Now we can compute the harmonics:

In [None]:
np.fill_diagonal(A_fd_ctx, 0)  # PyGSP does not support self-loops
G_fd = pygsp.graphs.Graph(A_fd_ctx)  # PyGSP graph
G_fd.compute_laplacian(lap_type="normalized")
G_fd.compute_fourier_basis()  # compute connectome harmonics

The harmonics have the same dimensions as our original adjacency matrix.

In [None]:
G_fd.U.shape

Each column contains one basis vector.

### Basic visualization with ``Nilearn``

[Nilearn](https://nilearn.github.io/stable/index.html) offers a quick and easy way to plot them using `plot_markers`. For this, we need the center coordinates of each region in the parcellation in MNI space. For your convenience, they have been already computed and can be easily retrieved with the `get_lausanne2018_parcellation_mni_coords(scale)` utility function of CMP3.

In [None]:
from cmtklib.data.parcellation.util import get_lausanne2018_parcellation_mni_coords

In [None]:
# load coordinates with the utility function provided by CMP3
coords_ctx = get_lausanne2018_parcellation_mni_coords('scale3')
# plot
plotting.plot_markers(G_fd.U[:,1], coords_ctx)

### Advanced visualization with ``Nilearn``

A prettier version is to plot the connectome harmonics on a brain surface using Nilearn `plot_surf_roi()`. For your convenience, a multiple view plot can be easily generated and saved with the `plot_lausanne2018_surface_ctx()` of the `cmtklib.data.parcellation.viz` module of CMP3, by specifying the scale to use.

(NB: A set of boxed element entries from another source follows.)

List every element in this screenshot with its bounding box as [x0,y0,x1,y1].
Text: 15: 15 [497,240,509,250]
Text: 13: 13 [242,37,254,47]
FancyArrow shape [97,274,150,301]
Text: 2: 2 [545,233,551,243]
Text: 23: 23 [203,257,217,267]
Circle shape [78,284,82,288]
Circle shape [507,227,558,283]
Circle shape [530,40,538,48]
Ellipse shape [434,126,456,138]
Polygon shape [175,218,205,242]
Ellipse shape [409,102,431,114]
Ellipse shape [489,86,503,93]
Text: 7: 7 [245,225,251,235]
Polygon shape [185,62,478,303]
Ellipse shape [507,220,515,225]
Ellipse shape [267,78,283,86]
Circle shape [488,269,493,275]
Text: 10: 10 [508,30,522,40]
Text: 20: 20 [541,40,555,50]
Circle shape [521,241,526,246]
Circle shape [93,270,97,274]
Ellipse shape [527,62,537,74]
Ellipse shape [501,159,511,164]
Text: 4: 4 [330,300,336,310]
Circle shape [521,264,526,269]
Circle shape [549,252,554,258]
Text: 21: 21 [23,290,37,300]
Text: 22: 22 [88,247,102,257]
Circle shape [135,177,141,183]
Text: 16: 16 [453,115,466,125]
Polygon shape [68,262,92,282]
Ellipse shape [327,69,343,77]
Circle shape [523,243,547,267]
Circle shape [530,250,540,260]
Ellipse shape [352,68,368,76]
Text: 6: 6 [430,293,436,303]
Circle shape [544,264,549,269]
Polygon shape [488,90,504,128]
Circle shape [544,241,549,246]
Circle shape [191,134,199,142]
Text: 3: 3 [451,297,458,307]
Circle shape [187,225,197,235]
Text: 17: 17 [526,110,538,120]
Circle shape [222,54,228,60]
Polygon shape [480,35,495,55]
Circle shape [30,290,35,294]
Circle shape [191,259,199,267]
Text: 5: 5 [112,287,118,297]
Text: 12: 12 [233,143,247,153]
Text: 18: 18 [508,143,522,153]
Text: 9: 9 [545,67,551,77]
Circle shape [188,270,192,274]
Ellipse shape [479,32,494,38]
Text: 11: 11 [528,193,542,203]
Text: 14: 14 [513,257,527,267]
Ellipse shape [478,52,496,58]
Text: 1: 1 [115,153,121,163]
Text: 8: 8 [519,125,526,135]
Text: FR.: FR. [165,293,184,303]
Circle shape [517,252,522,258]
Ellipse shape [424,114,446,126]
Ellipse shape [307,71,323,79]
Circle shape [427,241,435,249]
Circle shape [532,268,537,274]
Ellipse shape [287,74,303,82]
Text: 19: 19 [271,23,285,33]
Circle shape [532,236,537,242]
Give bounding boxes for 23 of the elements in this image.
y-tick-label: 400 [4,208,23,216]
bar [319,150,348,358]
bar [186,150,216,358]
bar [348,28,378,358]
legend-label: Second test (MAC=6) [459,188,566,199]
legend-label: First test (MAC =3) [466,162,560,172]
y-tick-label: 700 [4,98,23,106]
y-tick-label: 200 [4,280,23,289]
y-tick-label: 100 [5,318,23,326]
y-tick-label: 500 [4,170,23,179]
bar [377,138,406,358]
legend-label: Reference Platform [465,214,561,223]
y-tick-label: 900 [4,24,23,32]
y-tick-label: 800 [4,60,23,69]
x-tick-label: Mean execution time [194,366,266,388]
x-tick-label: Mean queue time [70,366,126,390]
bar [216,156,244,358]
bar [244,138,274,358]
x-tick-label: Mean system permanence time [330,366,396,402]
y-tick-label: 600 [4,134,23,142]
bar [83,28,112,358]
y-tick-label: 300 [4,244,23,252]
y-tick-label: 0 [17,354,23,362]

These figures take a few minutes to generate, so you might need to be a bit patient.

In [None]:
from cmtklib.data.parcellation.viz import plot_lausanne2018_surface_ctx

In [None]:
plot_lausanne2018_surface_ctx(G_fd.U[:,1], scale='scale3', save_fig=True)

Pretty, right? This concludes the tutorial.

## Want to learn more about connectome harmonics?

Here are some references:

- Human brain networks function in connectome-specific harmonic waves (Atasoy et al., 2016, [link](https://www.nature.com/articles/ncomms10340)): Landmark paper that first applied graph signal processing to brain connectivity.

- Functional harmonics reveal multi-dimensional basis functions underlying cortical organization (Glomb et al., 2021, [link](https://doi.org/10.1016/j.celrep.2021.109554)): Connectome harmonics of functional connectivity.

- The connectome spectrum as a canonical basis for a sparse representation of fast brain activity (Rué-Queralt et al., 2021, [link](10.1016/j.neuroimage.2021.118611)): EEG and connectome harmonics.